According to a recent study by the Richmond Times-Dispatch, Virginia executes the highest proportion of people sentenced to death of any state in the country. Of the 149 death sentences handed down through 2010, 108 have resulted in an execution, a rate of about 72 percent. Virginia is second to Texas in the total number of executions carried out since 1976, but Texas has executed less than half of those sentenced to death. In many states, less than 1 in 10 death sentences have resulted in an execution. Inmates in Virginia also spend the shortest time on death row prior to execution—on average, just 7.1 years—compared to a national average of just over 14 years for those executed in 2009. From the mid-1970s to 1995, just 18% of Virginia death cases were reversed by appeals courts.
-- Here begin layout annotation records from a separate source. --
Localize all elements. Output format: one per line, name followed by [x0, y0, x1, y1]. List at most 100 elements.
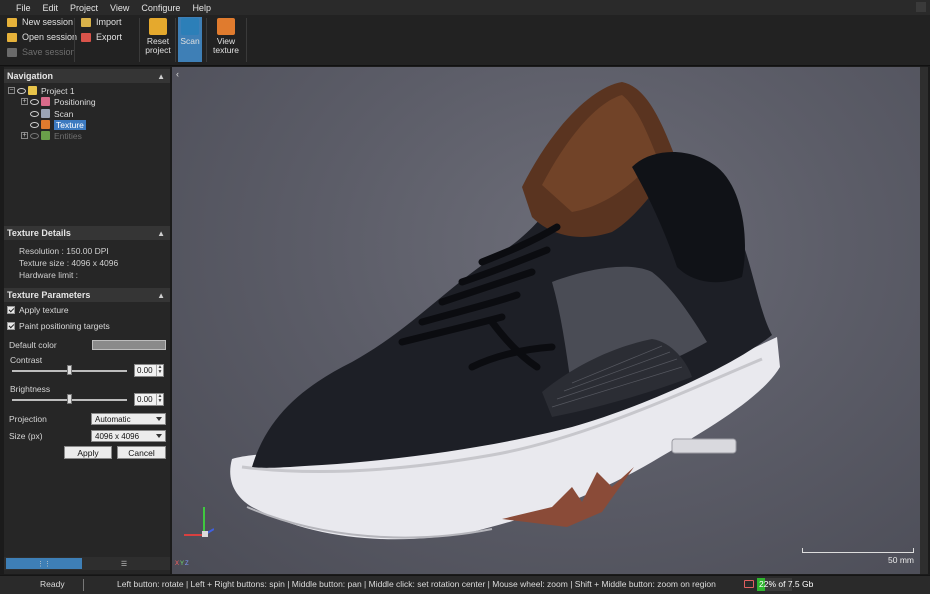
status-divider: [83, 579, 84, 591]
scale-bar: [802, 548, 914, 553]
eye-icon[interactable]: [17, 87, 26, 94]
export-label: Export: [96, 32, 123, 42]
expand-tree-icon[interactable]: +: [21, 132, 28, 139]
tree-item-label: Project 1: [41, 85, 75, 96]
tree-item-label: Texture: [54, 119, 86, 130]
scan-icon: [181, 18, 199, 35]
tree-item-entities[interactable]: + Entities: [21, 130, 82, 141]
collapse-tree-icon[interactable]: −: [8, 87, 15, 94]
collapse-icon[interactable]: ▲: [157, 229, 165, 238]
reset-project-label-line2: project: [145, 45, 171, 55]
window-control-button[interactable]: [916, 2, 926, 12]
toolbar-separator: [175, 18, 176, 62]
size-label: Size (px): [9, 431, 43, 441]
tree-item-label: Scan: [54, 108, 74, 119]
contrast-slider-handle[interactable]: [66, 365, 72, 375]
menu-help[interactable]: Help: [186, 3, 217, 13]
contrast-value: 0.00: [137, 366, 153, 375]
memory-usage-text: 22% of 7.5 Gb: [759, 579, 814, 589]
toolbar: New session Open session Save session Im…: [0, 15, 930, 66]
axis-labels: X Y Z: [175, 561, 189, 567]
toolbar-separator: [246, 18, 247, 62]
tree-item-texture[interactable]: Texture: [30, 119, 86, 130]
scan-button[interactable]: Scan: [178, 17, 202, 62]
export-icon: [81, 32, 91, 42]
collapse-icon[interactable]: ▲: [157, 291, 165, 300]
open-session-button[interactable]: Open session: [7, 30, 77, 44]
projection-dropdown[interactable]: Automatic: [91, 413, 166, 425]
menu-file[interactable]: File: [10, 3, 37, 13]
texture-params-header[interactable]: Texture Parameters ▲: [4, 288, 170, 302]
paint-targets-checkbox[interactable]: Paint positioning targets: [7, 321, 110, 331]
cancel-button[interactable]: Cancel: [117, 446, 166, 459]
eye-icon[interactable]: [30, 98, 39, 105]
size-value: 4096 x 4096: [95, 431, 140, 441]
save-session-button[interactable]: Save session: [7, 45, 76, 59]
menu-view[interactable]: View: [104, 3, 135, 13]
contrast-spinbox[interactable]: 0.00 ▲ ▼: [134, 364, 164, 377]
axis-z-label: Z: [185, 561, 189, 567]
menu-edit[interactable]: Edit: [37, 3, 65, 13]
contrast-label: Contrast: [10, 355, 43, 365]
brightness-spinbox[interactable]: 0.00 ▲ ▼: [134, 393, 164, 406]
eye-closed-icon[interactable]: [30, 132, 39, 139]
hardware-limit-text: Hardware limit :: [19, 270, 79, 280]
apply-texture-label: Apply texture: [19, 305, 69, 315]
reset-project-button[interactable]: Reset project: [144, 17, 172, 62]
import-label: Import: [96, 17, 122, 27]
texture-details-header[interactable]: Texture Details ▲: [4, 226, 170, 240]
viewport-side-strip: [920, 67, 928, 574]
scale-label: 50 mm: [888, 555, 914, 565]
apply-texture-checkbox[interactable]: Apply texture: [7, 305, 69, 315]
view-texture-button[interactable]: View texture: [211, 17, 241, 62]
save-icon: [7, 47, 17, 57]
tree-item-label: Entities: [54, 130, 82, 141]
checkbox-checked-icon[interactable]: [7, 322, 15, 330]
spin-arrows-icon[interactable]: ▲ ▼: [156, 365, 163, 376]
default-color-swatch[interactable]: [92, 340, 166, 350]
brightness-label: Brightness: [10, 384, 51, 394]
folder-icon: [7, 32, 17, 42]
chevron-down-icon: [156, 434, 162, 438]
axis-triad: [184, 507, 214, 537]
toolbar-separator: [139, 18, 140, 62]
memory-icon: [744, 580, 754, 588]
import-button[interactable]: Import: [81, 15, 122, 29]
checkbox-checked-icon[interactable]: [7, 306, 15, 314]
projection-value: Automatic: [95, 414, 131, 424]
brightness-slider-handle[interactable]: [66, 394, 72, 404]
new-session-button[interactable]: New session: [7, 15, 73, 29]
apply-button[interactable]: Apply: [64, 446, 112, 459]
eye-icon[interactable]: [30, 110, 39, 117]
axis-x-label: X: [175, 561, 180, 567]
size-dropdown[interactable]: 4096 x 4096: [91, 430, 166, 442]
axis-y-label: Y: [180, 561, 185, 567]
texture-details-title: Texture Details: [7, 228, 71, 238]
navigation-title: Navigation: [7, 71, 54, 81]
expand-tree-icon[interactable]: +: [21, 98, 28, 105]
tree-item-positioning[interactable]: + Positioning: [21, 96, 96, 107]
tab-tree-view[interactable]: ⋮⋮: [6, 558, 82, 569]
tree-item-scan[interactable]: Scan: [30, 108, 73, 119]
tree-item-project[interactable]: − Project 1: [8, 85, 75, 96]
3d-viewport[interactable]: ‹ X Y Z 50 mm: [172, 67, 920, 574]
panel-tabs: ⋮⋮ ☰: [4, 557, 170, 570]
collapse-icon[interactable]: ▲: [157, 72, 165, 81]
tab-list-view[interactable]: ☰: [86, 558, 162, 569]
menu-configure[interactable]: Configure: [135, 3, 186, 13]
tree-item-label: Positioning: [54, 96, 96, 107]
eye-icon[interactable]: [30, 121, 39, 128]
menu-project[interactable]: Project: [64, 3, 104, 13]
new-session-icon: [7, 17, 17, 27]
projection-label: Projection: [9, 414, 47, 424]
navigation-header[interactable]: Navigation ▲: [4, 69, 170, 83]
texture-params-title: Texture Parameters: [7, 290, 91, 300]
save-session-label: Save session: [22, 47, 76, 57]
status-bar: Ready Left button: rotate | Left + Right…: [0, 575, 930, 594]
export-button[interactable]: Export: [81, 30, 122, 44]
texture-icon: [41, 120, 50, 129]
spin-arrows-icon[interactable]: ▲ ▼: [156, 394, 163, 405]
import-icon: [81, 17, 91, 27]
view-texture-icon: [217, 18, 235, 35]
left-panel: Navigation ▲ − Project 1 + Positioning S…: [4, 67, 170, 574]
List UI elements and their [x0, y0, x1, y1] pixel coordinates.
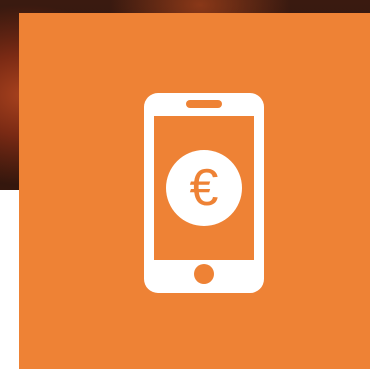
mobile-phone-euro-icon: € — [144, 93, 264, 293]
feature-tile: € — [19, 13, 370, 369]
page: € — [0, 0, 370, 369]
euro-symbol: € — [190, 159, 219, 217]
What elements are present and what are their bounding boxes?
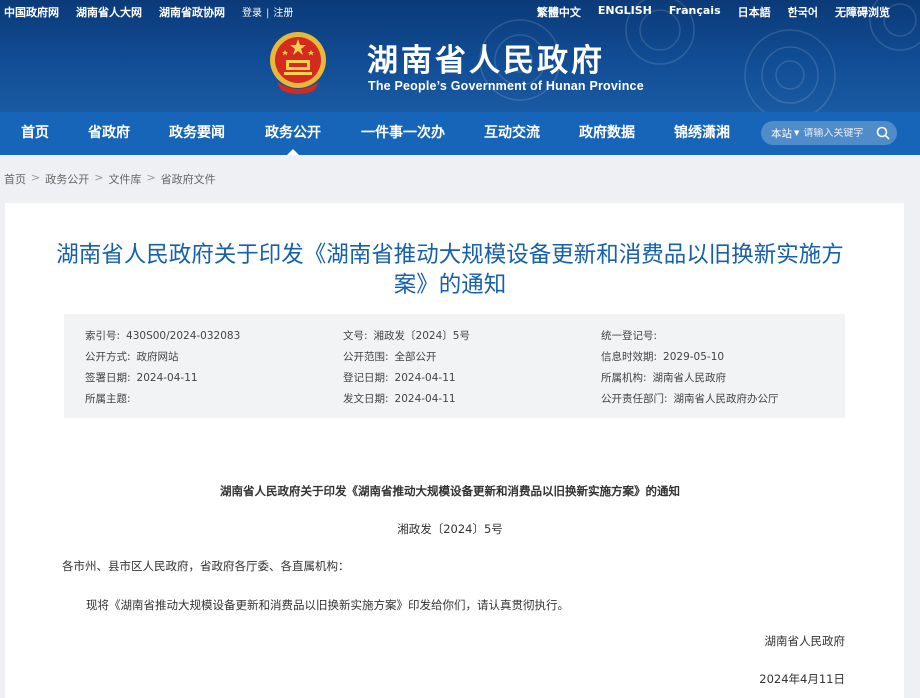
site-header: 中国政府网 湖南省人大网 湖南省政协网 登录 | 注册 繁體中文 ENGLISH F…: [0, 0, 920, 112]
document-metadata: 索引号: 430S00/2024-032083 文号: 湘政发〔2024〕5号 统一…: [64, 314, 845, 418]
addressee: 各市州、县市区人民政府，省政府各厅委、各直属机构：: [62, 559, 350, 573]
search-input[interactable]: [803, 127, 870, 139]
meta-signing-date: 签署日期: 2024-04-11: [85, 372, 198, 384]
auth-links: 登录 | 注册: [242, 8, 294, 19]
breadcrumb-separator: >: [31, 171, 41, 184]
breadcrumb-provincial-files[interactable]: 省政府文件: [161, 171, 216, 187]
breadcrumb-disclosure[interactable]: 政务公开: [45, 171, 89, 187]
document-heading: 湖南省人民政府关于印发《湖南省推动大规模设备更新和消费品以旧换新实施方案》的通知: [220, 484, 680, 498]
signing-date: 2024年4月11日: [759, 672, 845, 686]
site-subtitle: The People’s Government of Hunan Provinc…: [368, 79, 644, 93]
meta-validity-period: 信息时效期: 2029-05-10: [601, 351, 725, 363]
meta-disclosure-method: 公开方式: 政府网站: [85, 351, 179, 363]
meta-topic: 所属主题:: [85, 393, 131, 405]
nav-government-news[interactable]: 政务要闻: [169, 112, 225, 155]
breadcrumb-separator: >: [146, 171, 156, 184]
top-links: 中国政府网 湖南省人大网 湖南省政协网 登录 | 注册: [4, 4, 293, 20]
nav-government-data[interactable]: 政府数据: [579, 112, 635, 155]
site-title: 湖南省人民政府: [367, 43, 605, 79]
lang-korean[interactable]: 한국어: [788, 4, 818, 20]
login-link[interactable]: 登录: [242, 8, 262, 19]
lang-french[interactable]: Français: [669, 4, 721, 20]
document-number: 湘政发〔2024〕5号: [397, 522, 503, 536]
breadcrumb-home[interactable]: 首页: [4, 171, 26, 187]
national-emblem-icon: [270, 32, 326, 94]
language-links: 繁體中文 ENGLISH Français 日本語 한국어 无障碍浏览: [520, 4, 890, 20]
breadcrumb-separator: >: [94, 171, 104, 184]
search-box: 本站 ▼: [761, 121, 897, 145]
nav-scenic-hunan[interactable]: 锦绣潇湘: [674, 112, 730, 155]
lang-japanese[interactable]: 日本語: [738, 4, 771, 20]
meta-responsible-department: 公开责任部门: 湖南省人民政府办公厅: [601, 393, 779, 405]
link-gov-cn[interactable]: 中国政府网: [4, 4, 59, 20]
chevron-down-icon[interactable]: ▼: [794, 129, 799, 137]
meta-disclosure-scope: 公开范围: 全部公开: [343, 351, 437, 363]
accessibility-link[interactable]: 无障碍浏览: [835, 4, 890, 20]
search-icon[interactable]: [876, 126, 890, 140]
signer: 湖南省人民政府: [764, 634, 846, 648]
meta-organization: 所属机构: 湖南省人民政府: [601, 372, 727, 384]
meta-issue-date: 发文日期: 2024-04-11: [343, 393, 456, 405]
nav-home[interactable]: 首页: [21, 112, 49, 155]
meta-document-number: 文号: 湘政发〔2024〕5号: [343, 330, 470, 342]
article-title: 湖南省人民政府关于印发《湖南省推动大规模设备更新和消费品以旧换新实施方案》的通知: [56, 242, 844, 298]
link-cppcc-hunan[interactable]: 湖南省政协网: [159, 4, 225, 20]
nav-one-stop-service[interactable]: 一件事一次办: [361, 112, 445, 155]
nav-government-disclosure[interactable]: 政务公开: [265, 112, 321, 155]
breadcrumb-file-library[interactable]: 文件库: [108, 171, 141, 187]
nav-provincial-government[interactable]: 省政府: [88, 112, 130, 155]
lang-english[interactable]: ENGLISH: [598, 4, 652, 20]
meta-registration-date: 登记日期: 2024-04-11: [343, 372, 456, 384]
search-scope-select[interactable]: 本站: [771, 126, 792, 141]
breadcrumb: 首页 > 政务公开 > 文件库 > 省政府文件: [4, 171, 216, 187]
nav-interaction[interactable]: 互动交流: [484, 112, 540, 155]
link-npc-hunan[interactable]: 湖南省人大网: [76, 4, 142, 20]
meta-index-number: 索引号: 430S00/2024-032083: [85, 330, 241, 342]
lang-traditional-chinese[interactable]: 繁體中文: [537, 4, 581, 20]
register-link[interactable]: 注册: [273, 8, 293, 19]
body-paragraph: 现将《湖南省推动大规模设备更新和消费品以旧换新实施方案》印发给你们，请认真贯彻执…: [86, 598, 569, 612]
meta-registration-number: 统一登记号:: [601, 330, 658, 342]
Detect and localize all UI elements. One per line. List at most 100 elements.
Nationally, 68% of death cases were reversed in the same time period. According to Richard J. Bonnie, director of the Institute of Law, Psychiatry and Public Policy at the University of Virginia, “almost from the beginning, Virginia has basically tried to expedite the process of state post-conviction review and reduce the kinds of claims that can be raised in state courts.” As a result, most of the post-conviction review occurs in federal court, particularly the 4th Circuit, which Bonnie described as “reluctant to set aside death sentences.”

Stephen Northup, a Richmond lawyer and executive director of Virginia for Alternatives to the Death Penalty, said that the Virginia system moves too quickly and without enough scrutiny. “I would say that when it comes to death, certainty is more important than efficiency,” Northup said. “We’re increasing the risk that we’re going to execute an innocent person.” He pointed to the case of Earl Washington, who was eventually exonerated and freed from death row. Rather than finding relief from the courts, Washington was spared because of DNA evidence and commutations from two governors.